Grupo de controle

Postado em: 15th novembro 2016 por Vanessa Barbara em Caderno 2, Crônicas, O Estado de São Paulo

O Estado de São Paulo – Caderno 2
14 de novembro de 2016

por Vanessa Barbara

Há sempre aquele momento na vida em que você, que foi aceita num protocolo de pesquisa experimental de um grande hospital paulistano, tem que se deparar com a desagradável descoberta de que caiu no grupo de controle.

Aos que não estão familiarizados com o excitante mundo da pesquisa científica, um grupo de controle consiste naquele conjunto de infelizes que não receberão o tratamento que é foco do estudo, mas que não foram informados deste pormenor. Serve sobretudo como referência para a medição da eficácia do fator testado no grupo “de verdade”. Em suma, é o conjunto de pobres-diabos que toma a pílula de açúcar e recebe uns passes de vapores místicos de cânfora que teoricamente seriam eficazes em realinhar os chacras do duodeno, enquanto os sortudos tomam antibiótico.

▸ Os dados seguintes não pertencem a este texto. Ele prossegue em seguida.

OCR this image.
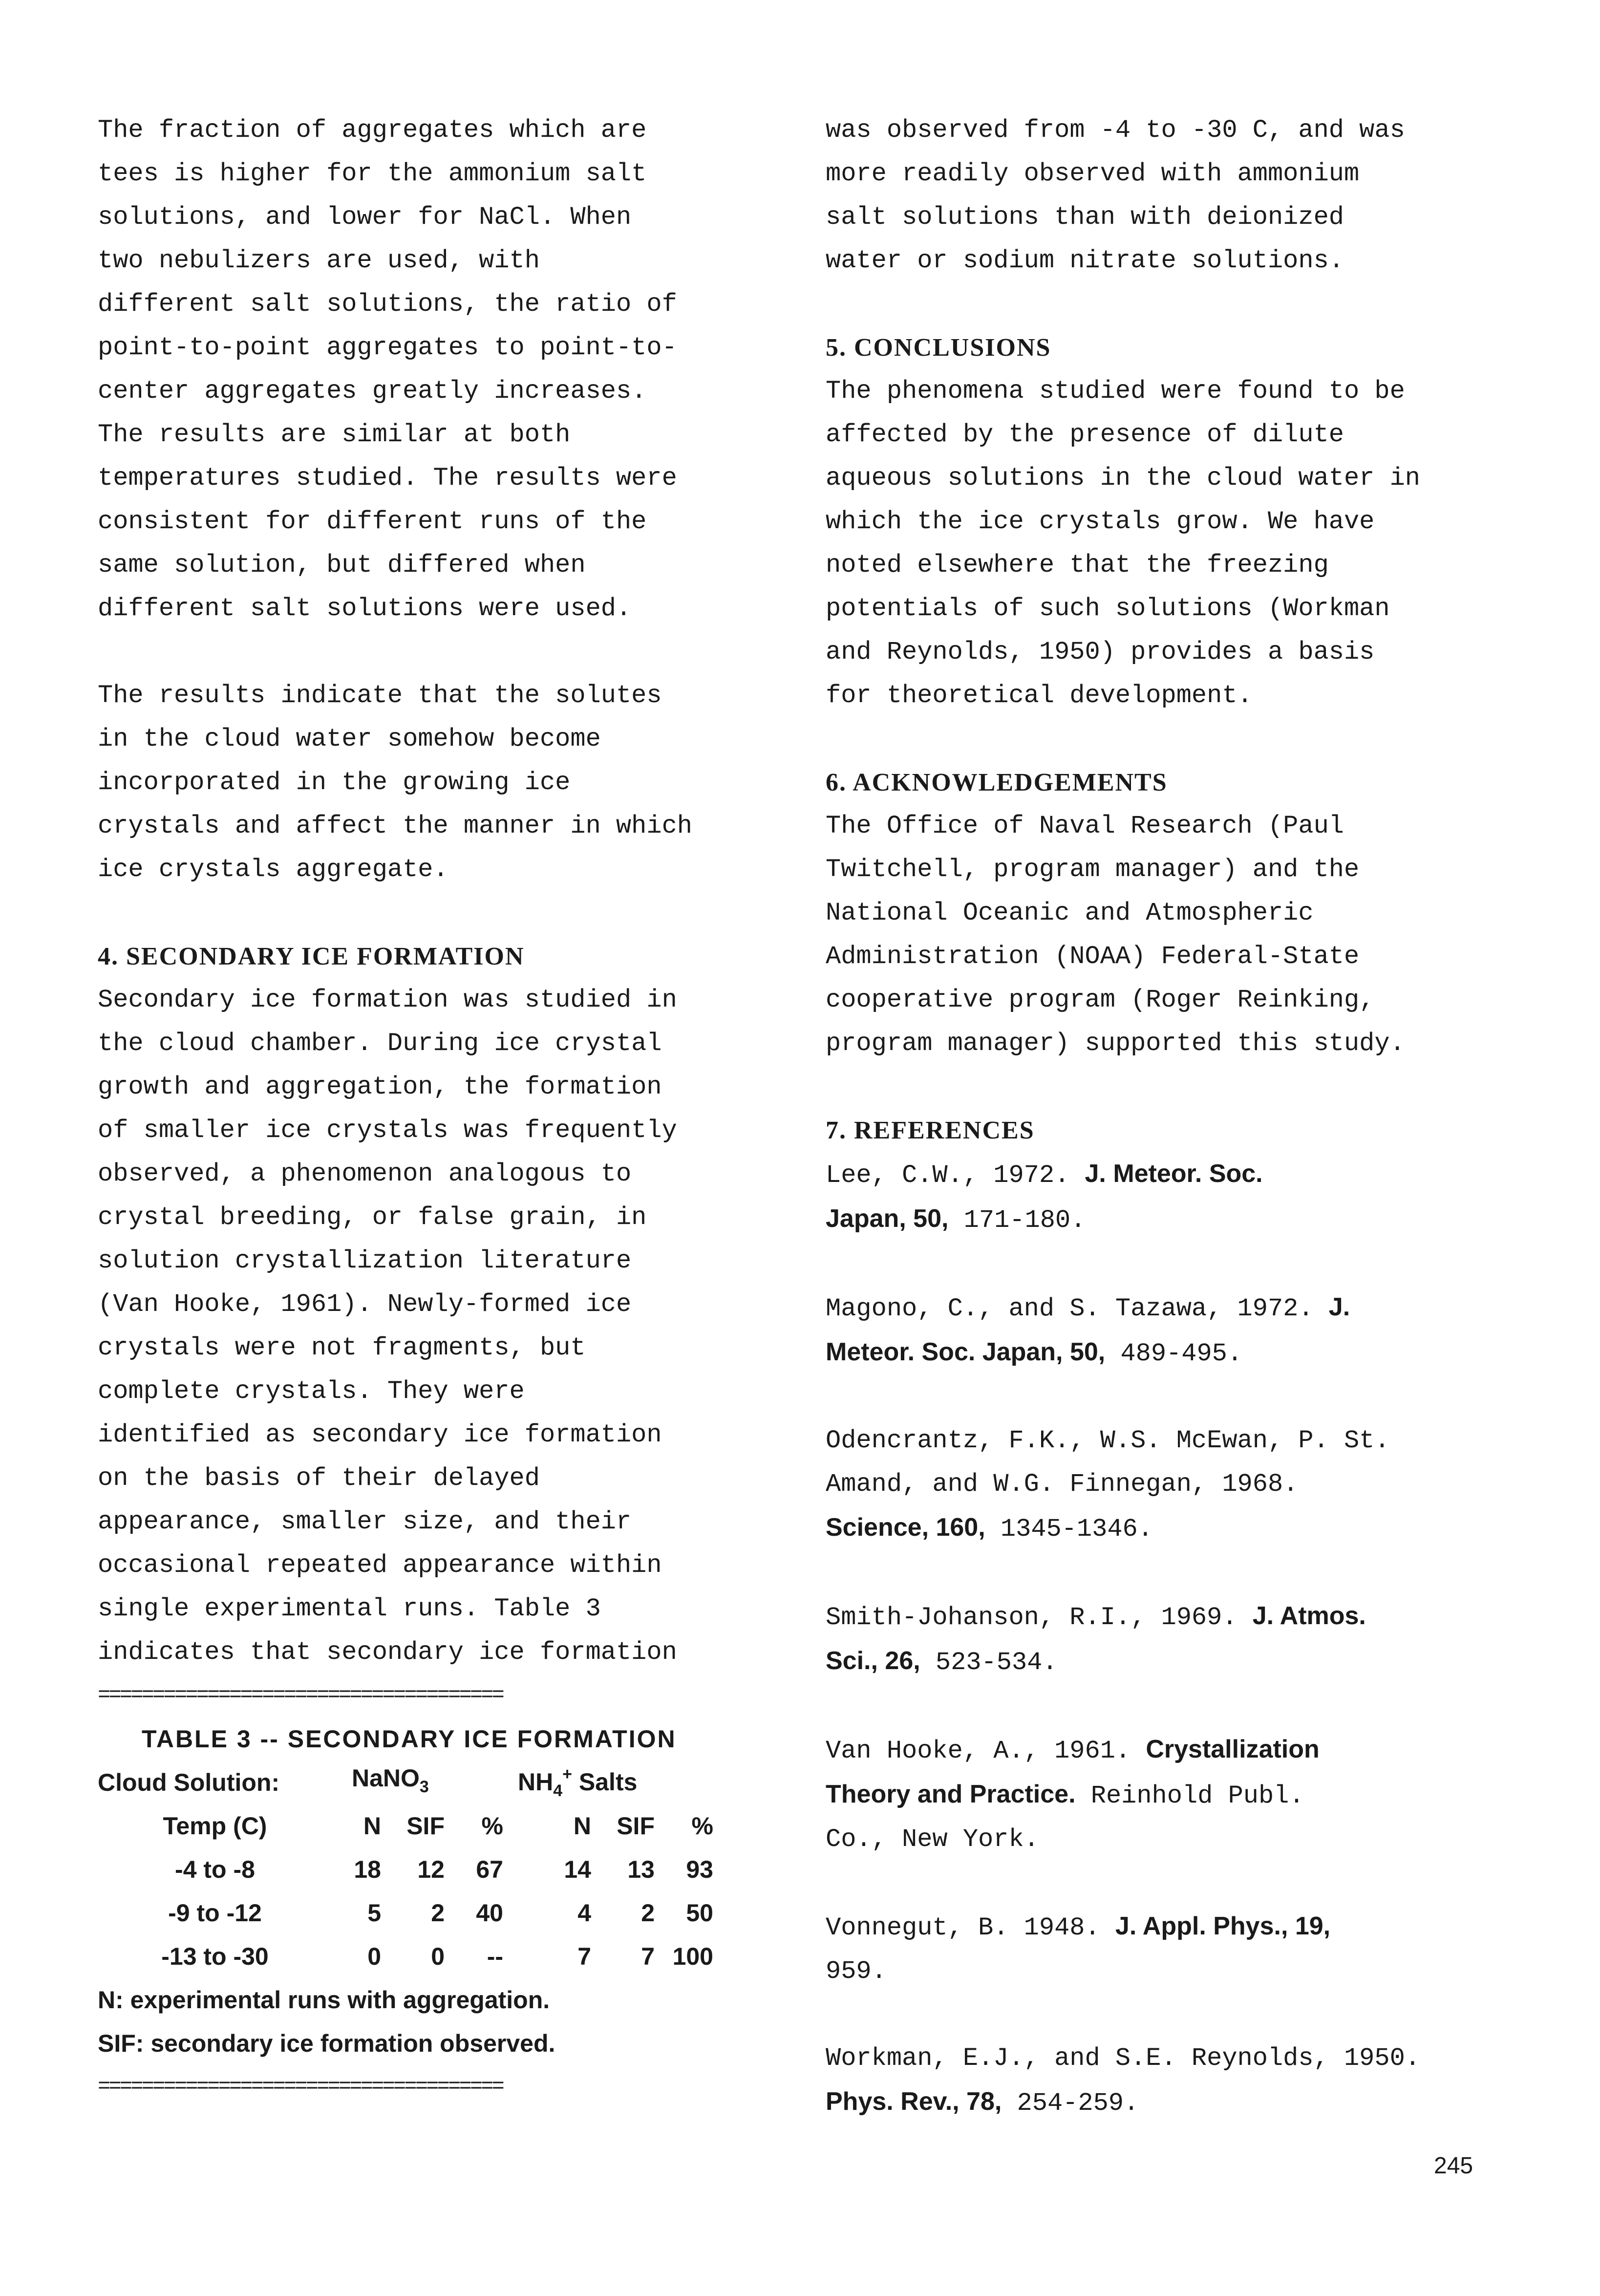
The fraction of aggregates which are
tees is higher for the ammonium salt
solutions, and lower for NaCl. When
two nebulizers are used, with
different salt solutions, the ratio of
point-to-point aggregates to point-to-
center aggregates greatly increases.
The results are similar at both
temperatures studied. The results were
consistent for different runs of the
same solution, but differed when
different salt solutions were used.

The results indicate that the solutes
in the cloud water somehow become
incorporated in the growing ice
crystals and affect the manner in which
ice crystals aggregate.

4. SECONDARY ICE FORMATION

Secondary ice formation was studied in
the cloud chamber. During ice crystal
growth and aggregation, the formation
of smaller ice crystals was frequently
observed, a phenomenon analogous to
crystal breeding, or false grain, in
solution crystallization literature
(Van Hooke, 1961). Newly-formed ice
crystals were not fragments, but
complete crystals. They were
identified as secondary ice formation
on the basis of their delayed
appearance, smaller size, and their
occasional repeated appearance within
single experimental runs. Table 3
indicates that secondary ice formation

=====================================
TABLE 3 -- SECONDARY ICE FORMATION
Cloud Solution:	NaNO$_3$	$NH_4^+$ Salts
Temp (C)	N	SIF	%	N	SIF	%
-4 to -8	18	12	67	14	13	93
-9 to -12	5	2	40	4	2	50
-13 to -30	0	0	--	7	7 100
N: experimental runs with aggregation.
SIF: secondary ice formation observed.
=====================================

was observed from -4 to -30 C, and was
more readily observed with ammonium
salt solutions than with deionized
water or sodium nitrate solutions.

5. CONCLUSIONS

The phenomena studied were found to be
affected by the presence of dilute
aqueous solutions in the cloud water in
which the ice crystals grow. We have
noted elsewhere that the freezing
potentials of such solutions (Workman
and Reynolds, 1950) provides a basis
for theoretical development.

6. ACKNOWLEDGEMENTS

The Office of Naval Research (Paul
Twitchell, program manager) and the
National Oceanic and Atmospheric
Administration (NOAA) Federal-State
cooperative program (Roger Reinking,
program manager) supported this study.

7. REFERENCES

Lee, C.W., 1972. J. Meteor. Soc.
Japan, 50, 171-180.

Magono, C., and S. Tazawa, 1972. J.
Meteor. Soc. Japan, 50, 489-495.

Odencrantz, F.K., W.S. McEwan, P. St.
Amand, and W.G. Finnegan, 1968.
Science, 160, 1345-1346.

Smith-Johanson, R.I., 1969. J. Atmos.
Sci., 26, 523-534.

Van Hooke, A., 1961. Crystallization
Theory and Practice. Reinhold Publ.
Co., New York.

Vonnegut, B. 1948. J. Appl. Phys., 19,
959.

Workman, E.J., and S.E. Reynolds, 1950.
Phys. Rev., 78, 254-259.

245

Sei que o grupo de controle é parte indissociável dos protocolos experimentais e que, sem ele, não teríamos como saber se o antibiótico tem o mesmo efeito da cânfora espiritual, mas, ainda assim, ninguém pensa com carinho em nós, os cavaleiros do desprendimento, mártires da ciência moderna, aos quais não resta nem o tênue alívio da possibilidade de ser curado. Apenas continuamos comparecendo às reuniões e preenchendo questionários com resignação e um certo senso de dever cívico similar ao de um mesário anarquista.

Não é que eu esteja me queixando, pois sei que, em última instância, todos pertencemos a um grupo de controle cósmico que um Deus empirista estabeleceu sobre a Terra. Tenho plena convicção de que, em algum lugar, existe um outro planeta com uma população estatisticamente idêntica à nossa, pelo menos em sua forma original (digamos, um Adão e uma Eva, ou uma série de chimpanzés bem-dispostos), à qual está sendo aplicado um tratamento existencial de primeira linha. Por exemplo: o grupo de verdade é exatamente igual ao nosso, só que com mais cachorros, e ele está submetido a uma ordem perfeita e ao benevolente desígnio divino em questões de vida ou morte. O grupo de controle ficou com o livre-arbítrio. (Deu no que deu.)

Por outro lado, é bem possível que o tratamento em si não dê resultados e que nesse outro mundo também existam Donald Trump e pochetes, mas uma das particularidades de pertencer ao grupo de controle é necessariamente invejar a grama do vizinho e ficar se culpando por não ter caído com a turma certa. No caso da pesquisa do hospital, eu aposto que no grupo de verdade eles têm bolo, e que o coordenador está a essa altura ensinando passos de sapateado por absoluta falta do que fazer, já que a completa remissão dos sintomas foi alcançada na totalidade dos pacientes desde a segunda sessão.

Nós, do grupo de controle, já planejamos um motim para invadir a sala oito e clamar por justiça. Ou pelo menos por uma fatia de bolo.